Teenage Girls in Trouble, Pre- and Post-Peaks

Recently, I watched two films that I had no idea would correlate so directly, much less would create a bridge with one of the internet’s favorite TV shows, Twin Peaks. Alberto Negrin’s 1978 Enigma Rosso (also known as Virgin Killer, also known as Red Rings of Fear – it’s one of those films that has a million amazing names, but also is hard to get any information about because everyone calls it something different) and Joel Anderson’s 2008 Lake Mungo both share the conceit of the suspicious death of a teenage girl, whose life, upon further inspection, is less peaches and cream than it looks from the outside. This, of course, is the case with Laura Palmer, Peaks‘ omnipresent murder victim, a homecoming queen turned murder victim, who actually was addicted to cocaine and worked at a local brothel. Enigma Rosso and Lake Mungo, as different as they are on the surface, present an interesting pre- and post-Peaks look at what the girl in trouble movie is.

Engima Rosso is a relatively obscure giallo, starring genre great Fabio Testi as a detective looking into the murder of a local schoolgirl with a very close group of friends. Of course, since nothing is ever as it seems at Catholic girls’ schools, it turns out the group of friends were into some wild stuff, and someone is killing them to keep their mouths shut. Or to get revenge. While not a great film, Enigma Rosso is certainly an enjoyable watch, much of which is because of Testi, a consummate cool guy as always. He forces a suspect onto a roller coaster and chokes him to get answers, for Pete’s sake! But if that was all that was good about the film, I wouldn’t feel compelled to write about it.

The film starts with Testi’s detective being called to the scene of the crime, and finding the bruised, abused naked body of a teenage girl wrapped in plastic. The above image should be familiar to anyone who’s seen even the first episode of Twin Peaks, and makes me pretty sure that David Lynch saw this film before creating his Laura Palmer. The girls in Enigma Rosso aren’t in quite as deep as Laura, but they do also work in a brothel (I think? At least, they have sex with older men regularly – the plot of the film is admittedly a little hard to follow at times), and one girl goes through a traumatic abortion that would not have seemed out of place in Twin Peaks. While Peaks is, clearly, the better product, Enigma Rosso is a different beast, taking the slightly grimy route giallo fans love (the victim’s death – by dildo, I kid you not – is shown in juicy detail), giving the audience the dirt on these girls without really caring about them.

Lake Mungo, by contrast, takes a more contemporary genre look at the death of an unknown bad girl; it’s a found footage horror film about the increasingly supernatural circumstances surrounding the death of teenaged Alice Palmer (already the similarities!). Alice was enjoying a day at the lake with her family, when she simply disappears. After a few agonizing days, her body is dredged from the water, and it’s determined that she drowned while swimming in the dam.
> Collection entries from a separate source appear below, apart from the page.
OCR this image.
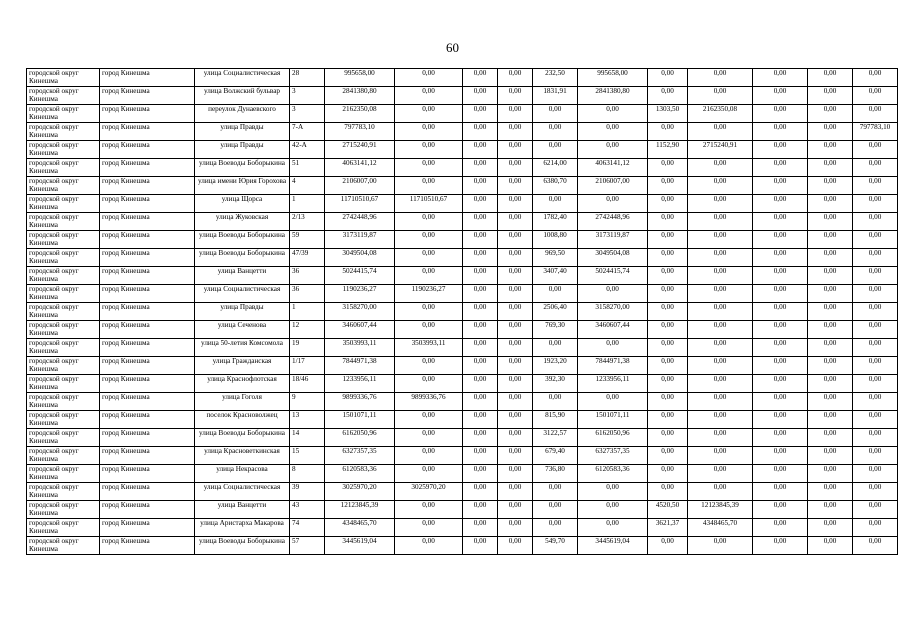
60
городской округ Кинешма	город Кинешма	улица Социалистическая	28	995658,00	0,00	0,00	0,00	232,50	995658,00	0,00	0,00	0,00	0,00	0,00
городской округ Кинешма	город Кинешма	улица Волжский бульвар	3	2841380,80	0,00	0,00	0,00	1831,91	2841380,80	0,00	0,00	0,00	0,00	0,00
городской округ Кинешма	город Кинешма	переулок Дунаевского	3	2162350,08	0,00	0,00	0,00	0,00	0,00	1303,50	2162350,08	0,00	0,00	0,00
городской округ Кинешма	город Кинешма	улица Правды	7-А	797783,10	0,00	0,00	0,00	0,00	0,00	0,00	0,00	0,00	0,00	797783,10
городской округ Кинешма	город Кинешма	улица Правды	42-А	2715240,91	0,00	0,00	0,00	0,00	0,00	1152,90	2715240,91	0,00	0,00	0,00
городской округ Кинешма	город Кинешма	улица Воеводы Боборыкина	51	4063141,12	0,00	0,00	0,00	6214,00	4063141,12	0,00	0,00	0,00	0,00	0,00
городской округ Кинешма	город Кинешма	улица имени Юрия Горохова	4	2106007,00	0,00	0,00	0,00	6380,70	2106007,00	0,00	0,00	0,00	0,00	0,00
городской округ Кинешма	город Кинешма	улица Щорса	1	11710510,67	11710510,67	0,00	0,00	0,00	0,00	0,00	0,00	0,00	0,00	0,00
городской округ Кинешма	город Кинешма	улица Жуковская	2/13	2742448,96	0,00	0,00	0,00	1782,40	2742448,96	0,00	0,00	0,00	0,00	0,00
городской округ Кинешма	город Кинешма	улица Воеводы Боборыкина	59	3173119,87	0,00	0,00	0,00	1008,80	3173119,87	0,00	0,00	0,00	0,00	0,00
городской округ Кинешма	город Кинешма	улица Воеводы Боборыкина	47/39	3049504,08	0,00	0,00	0,00	969,50	3049504,08	0,00	0,00	0,00	0,00	0,00
городской округ Кинешма	город Кинешма	улица Ванцетти	36	5024415,74	0,00	0,00	0,00	3407,40	5024415,74	0,00	0,00	0,00	0,00	0,00
городской округ Кинешма	город Кинешма	улица Социалистическая	36	1190236,27	1190236,27	0,00	0,00	0,00	0,00	0,00	0,00	0,00	0,00	0,00
городской округ Кинешма	город Кинешма	улица Правды	1	3158270,00	0,00	0,00	0,00	2506,40	3158270,00	0,00	0,00	0,00	0,00	0,00
городской округ Кинешма	город Кинешма	улица Сеченова	12	3460607,44	0,00	0,00	0,00	769,30	3460607,44	0,00	0,00	0,00	0,00	0,00
городской округ Кинешма	город Кинешма	улица 50-летия Комсомола	19	3503993,11	3503993,11	0,00	0,00	0,00	0,00	0,00	0,00	0,00	0,00	0,00
городской округ Кинешма	город Кинешма	улица Гражданская	1/17	7844971,38	0,00	0,00	0,00	1923,20	7844971,38	0,00	0,00	0,00	0,00	0,00
городской округ Кинешма	город Кинешма	улица Краснофлотская	18/46	1233956,11	0,00	0,00	0,00	392,30	1233956,11	0,00	0,00	0,00	0,00	0,00
городской округ Кинешма	город Кинешма	улица Гоголя	9	9899336,76	9899336,76	0,00	0,00	0,00	0,00	0,00	0,00	0,00	0,00	0,00
городской округ Кинешма	город Кинешма	поселок Красноволжец	13	1501071,11	0,00	0,00	0,00	815,90	1501071,11	0,00	0,00	0,00	0,00	0,00
городской округ Кинешма	город Кинешма	улица Воеводы Боборыкина	14	6162050,96	0,00	0,00	0,00	3122,57	6162050,96	0,00	0,00	0,00	0,00	0,00
городской округ Кинешма	город Кинешма	улица Красноветкинская	15	6327357,35	0,00	0,00	0,00	679,40	6327357,35	0,00	0,00	0,00	0,00	0,00
городской округ Кинешма	город Кинешма	улица Некрасова	8	6120583,36	0,00	0,00	0,00	736,80	6120583,36	0,00	0,00	0,00	0,00	0,00
городской округ Кинешма	город Кинешма	улица Социалистическая	39	3025970,20	3025970,20	0,00	0,00	0,00	0,00	0,00	0,00	0,00	0,00	0,00
городской округ Кинешма	город Кинешма	улица Ванцетти	43	12123845,39	0,00	0,00	0,00	0,00	0,00	4520,50	12123845,39	0,00	0,00	0,00
городской округ Кинешма	город Кинешма	улица Аристарха Макарова	74	4348465,70	0,00	0,00	0,00	0,00	0,00	3621,37	4348465,70	0,00	0,00	0,00
городской округ Кинешма	город Кинешма	улица Воеводы Боборыкина	57	3445619,04	0,00	0,00	0,00	549,70	3445619,04	0,00	0,00	0,00	0,00	0,00
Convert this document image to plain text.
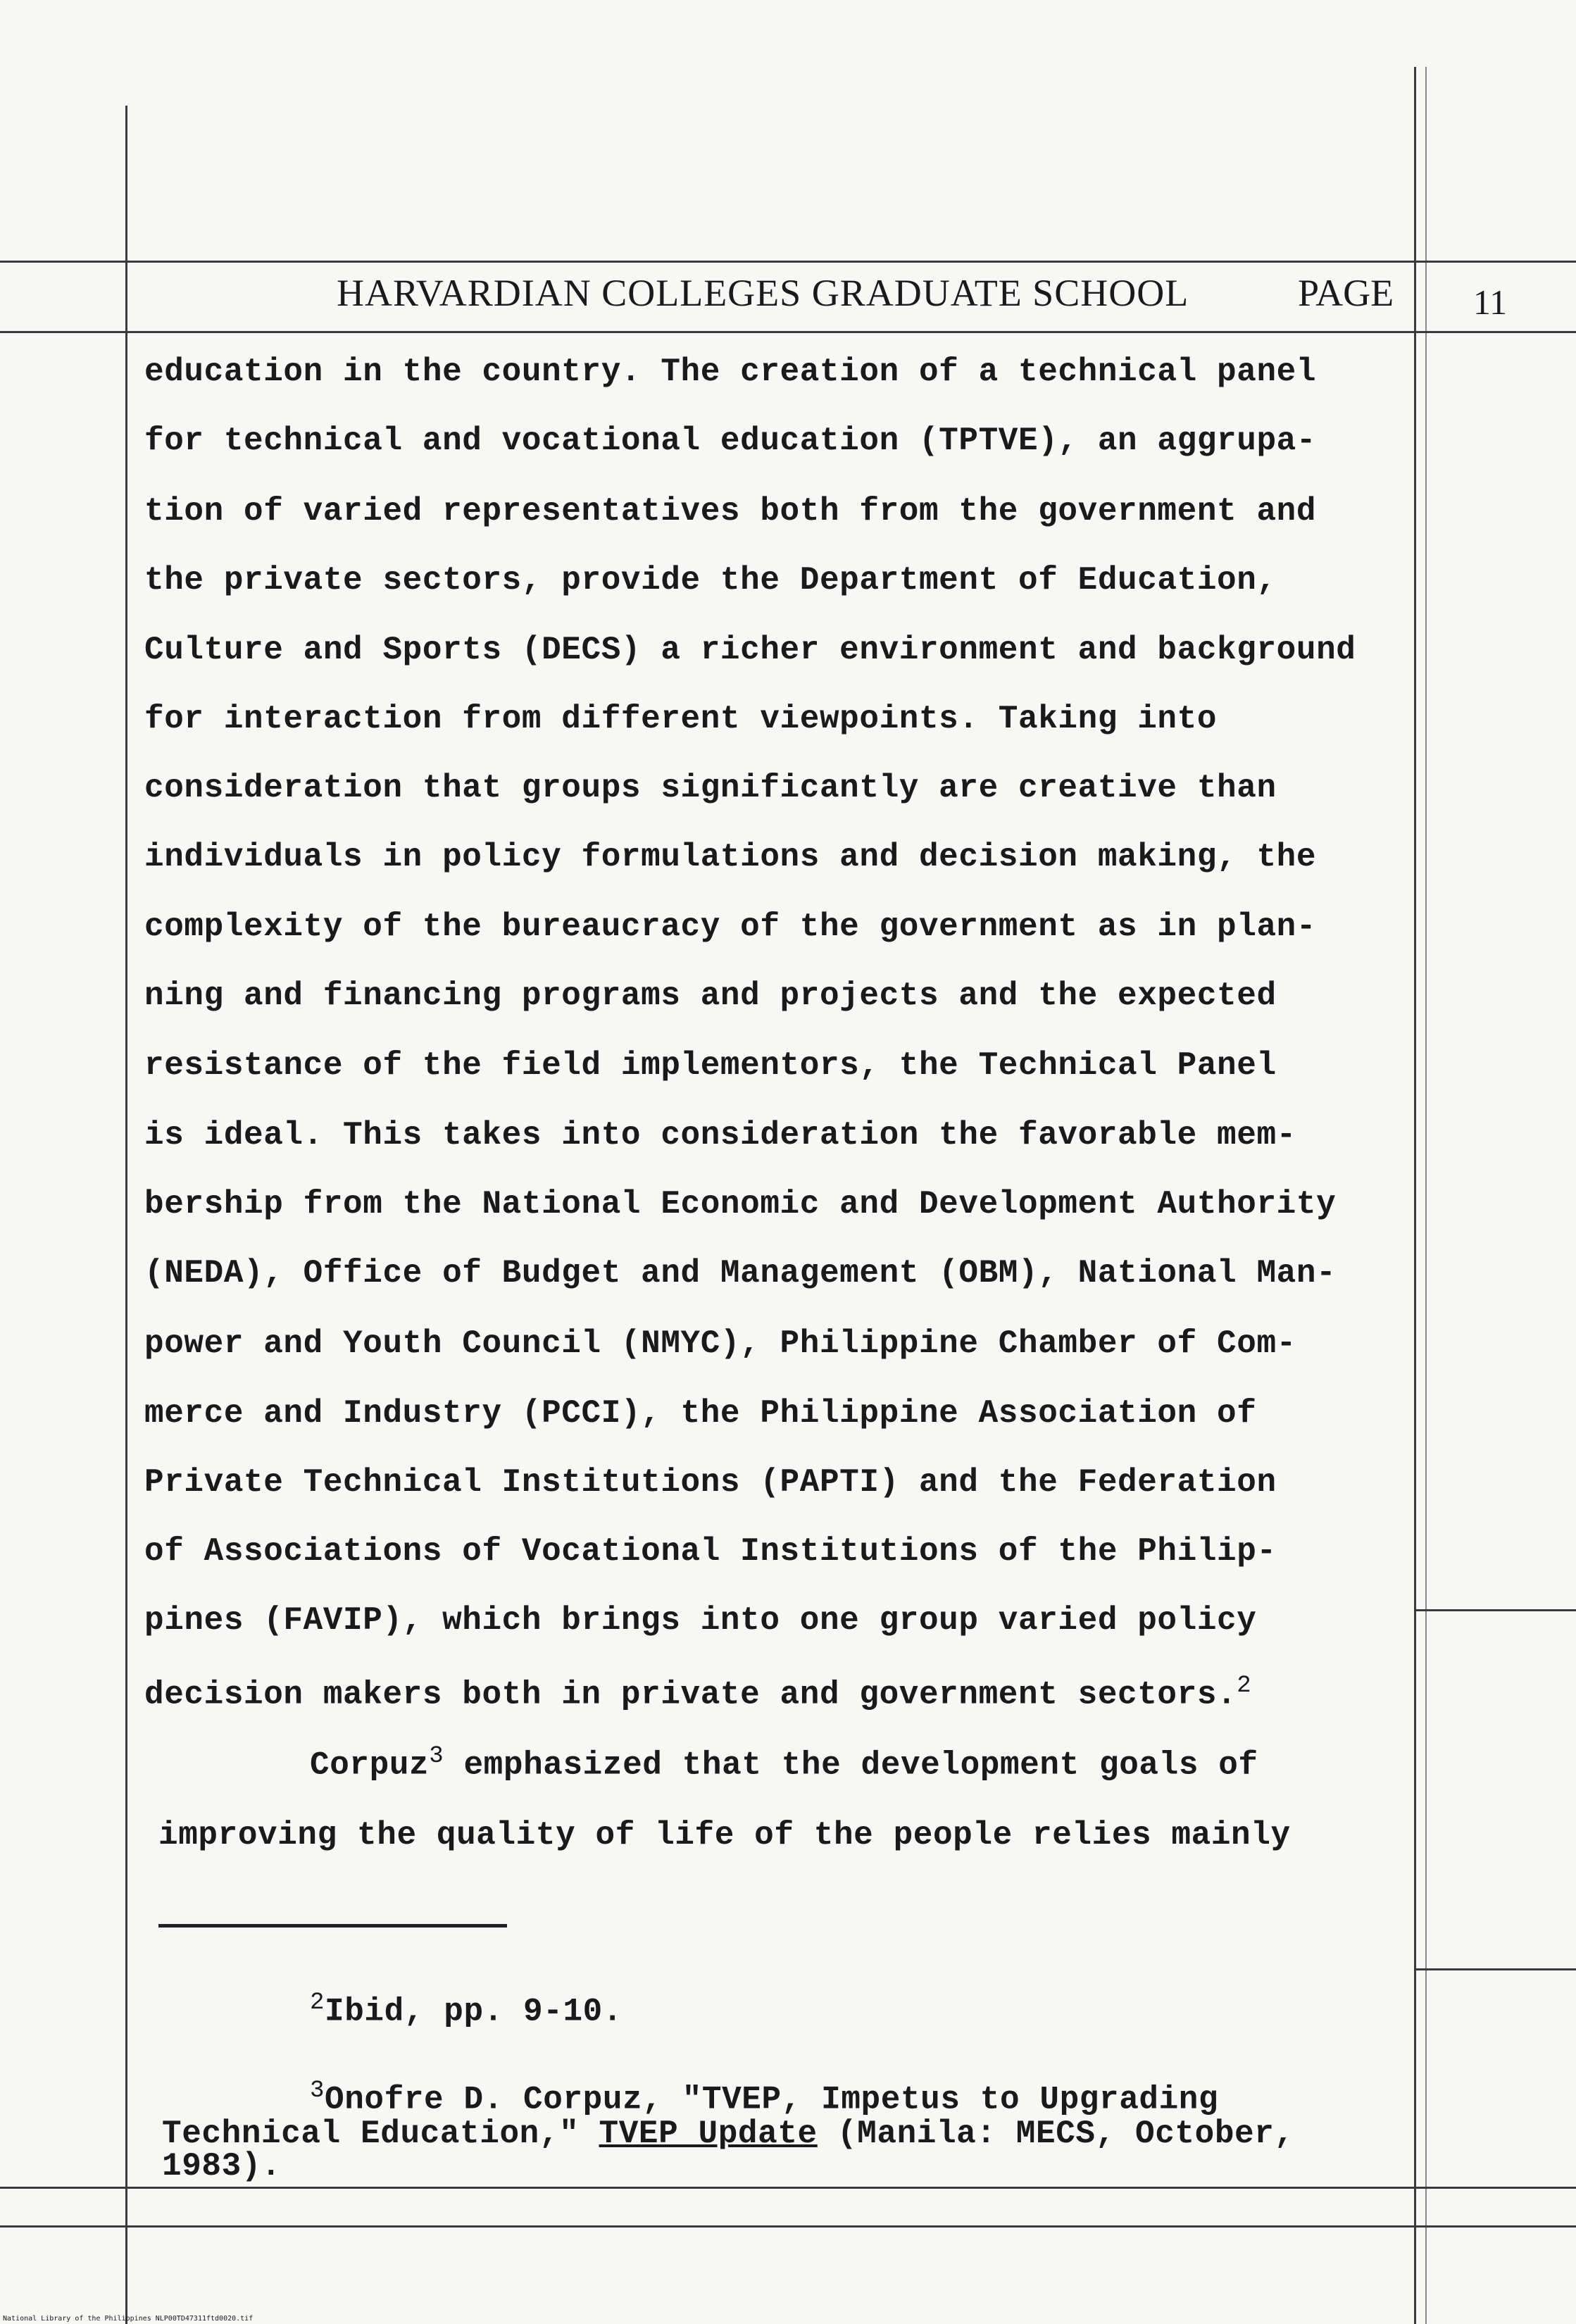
HARVARDIAN COLLEGES GRADUATE SCHOOL	PAGE 11
education in the country. The creation of a technical panel
for technical and vocational education (TPTVE), an aggrupa-
tion of varied representatives both from the government and
the private sectors, provide the Department of Education,
Culture and Sports (DECS) a richer environment and background
for interaction from different viewpoints. Taking into
consideration that groups significantly are creative than
individuals in policy formulations and decision making, the
complexity of the bureaucracy of the government as in plan-
ning and financing programs and projects and the expected
resistance of the field implementors, the Technical Panel
is ideal. This takes into consideration the favorable mem-
bership from the National Economic and Development Authority
(NEDA), Office of Budget and Management (OBM), National Man-
power and Youth Council (NMYC), Philippine Chamber of Com-
merce and Industry (PCCI), the Philippine Association of
Private Technical Institutions (PAPTI) and the Federation
of Associations of Vocational Institutions of the Philip-
pines (FAVIP), which brings into one group varied policy
decision makers both in private and government sectors.$^2$
Corpuz$^3$ emphasized that the development goals of
improving the quality of life of the people relies mainly
$^2$Ibid, pp. 9-10.
$^3$Onofre D. Corpuz, "TVEP, Impetus to Upgrading
Technical Education," TVEP Update (Manila: MECS, October,
1983).
National Library of the Philippines NLP00TD47311ftd0020.tif
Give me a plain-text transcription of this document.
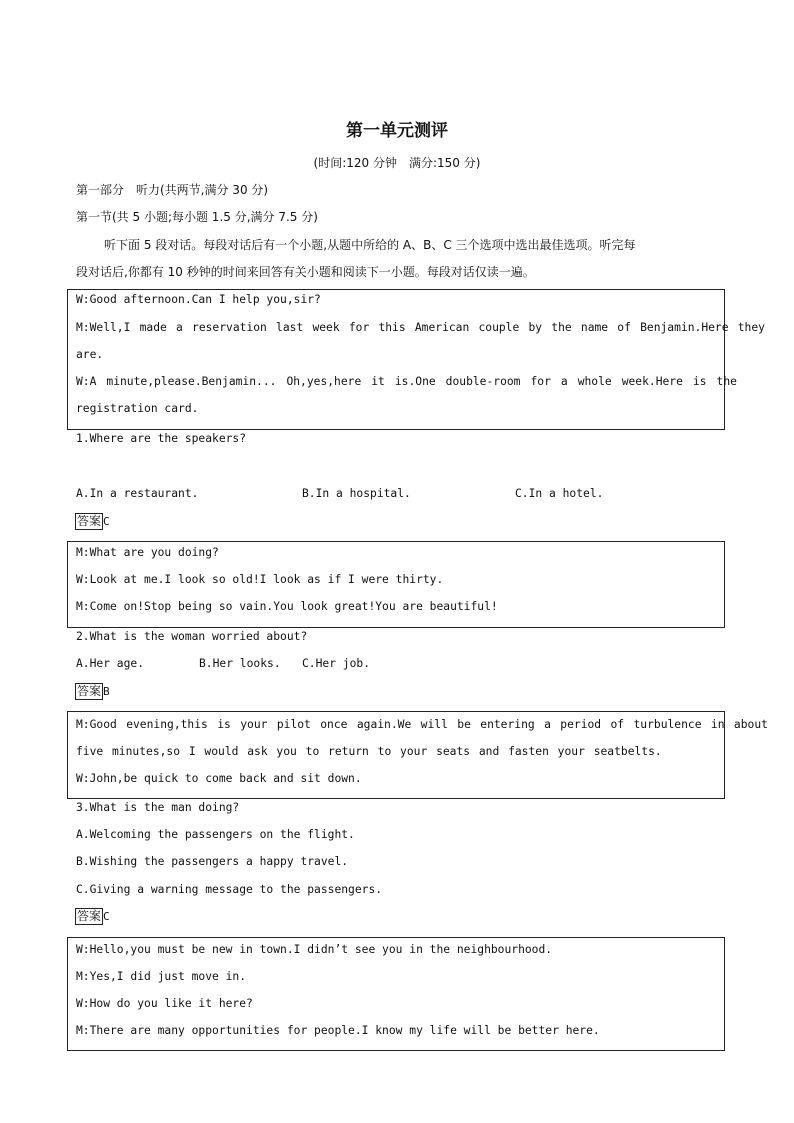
第一单元测评
(时间:120 分钟　满分:150 分)
第一部分　听力(共两节,满分 30 分)
第一节(共 5 小题;每小题 1.5 分,满分 7.5 分)
听下面 5 段对话。每段对话后有一个小题,从题中所给的 A、B、C 三个选项中选出最佳选项。听完每
段对话后,你都有 10 秒钟的时间来回答有关小题和阅读下一小题。每段对话仅读一遍。
W:Good afternoon.Can I help you,sir?
M:Well,I made a reservation last week for this American couple by the name of Benjamin.Here they
are.
W:A minute,please.Benjamin... Oh,yes,here it is.One double-room for a whole week.Here is the
registration card.
1.Where are the speakers?
A.In a restaurant.	B.In a hospital.	C.In a hotel.
答案 C
M:What are you doing?
W:Look at me.I look so old!I look as if I were thirty.
M:Come on!Stop being so vain.You look great!You are beautiful!
2.What is the woman worried about?
A.Her age.	B.Her looks. C.Her job.
答案 B
M:Good evening,this is your pilot once again.We will be entering a period of turbulence in about
five minutes,so I would ask you to return to your seats and fasten your seatbelts.
W:John,be quick to come back and sit down.
3.What is the man doing?
A.Welcoming the passengers on the flight.
B.Wishing the passengers a happy travel.
C.Giving a warning message to the passengers.
答案 C
W:Hello,you must be new in town.I didn’t see you in the neighbourhood.
M:Yes,I did just move in.
W:How do you like it here?
M:There are many opportunities for people.I know my life will be better here.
Alice’s father identifies the body, leaving her mother without a sense of closure. It’s this lack of closure that leads Alice’s family to a psychic, the information from whom starts to unravel the mystery of who Alice really was.

Lake Mungo is less sleazy than Enigma Rosso about its protagonist’s double life, but Alice’s family finds out secrets that differ only a little from the Italian girls’: Alice had been sleeping with the couple for whom she had been babysitting, and possibly doing drugs with them (or, being drugged by them). Alice’s family finds grainy videotapes of one rendezvous, and even though the action is not explicitly portrayed, Alice’s slurred, druggy flirtations is enough to be painful to her family, and the audience as well. Lake Mungo takes a slow, supernatural approach to what is a very physical revelation; in that way, we can see the influence Twin Peaks had on the story. Alice’s ghost haunts the family (and the film), just as Laura’s apparition haunts the characters in Twin Peaks.

For two films that I had no idea would have anything in common, I found a pretty interesting bridge from the giallo to the found footage supernatural horror film: Twin Peaks. Lynch’s masterpiece ties together the two genres, exemplified by these two films, through that eternal trope of the undercover bad girl, and her murder.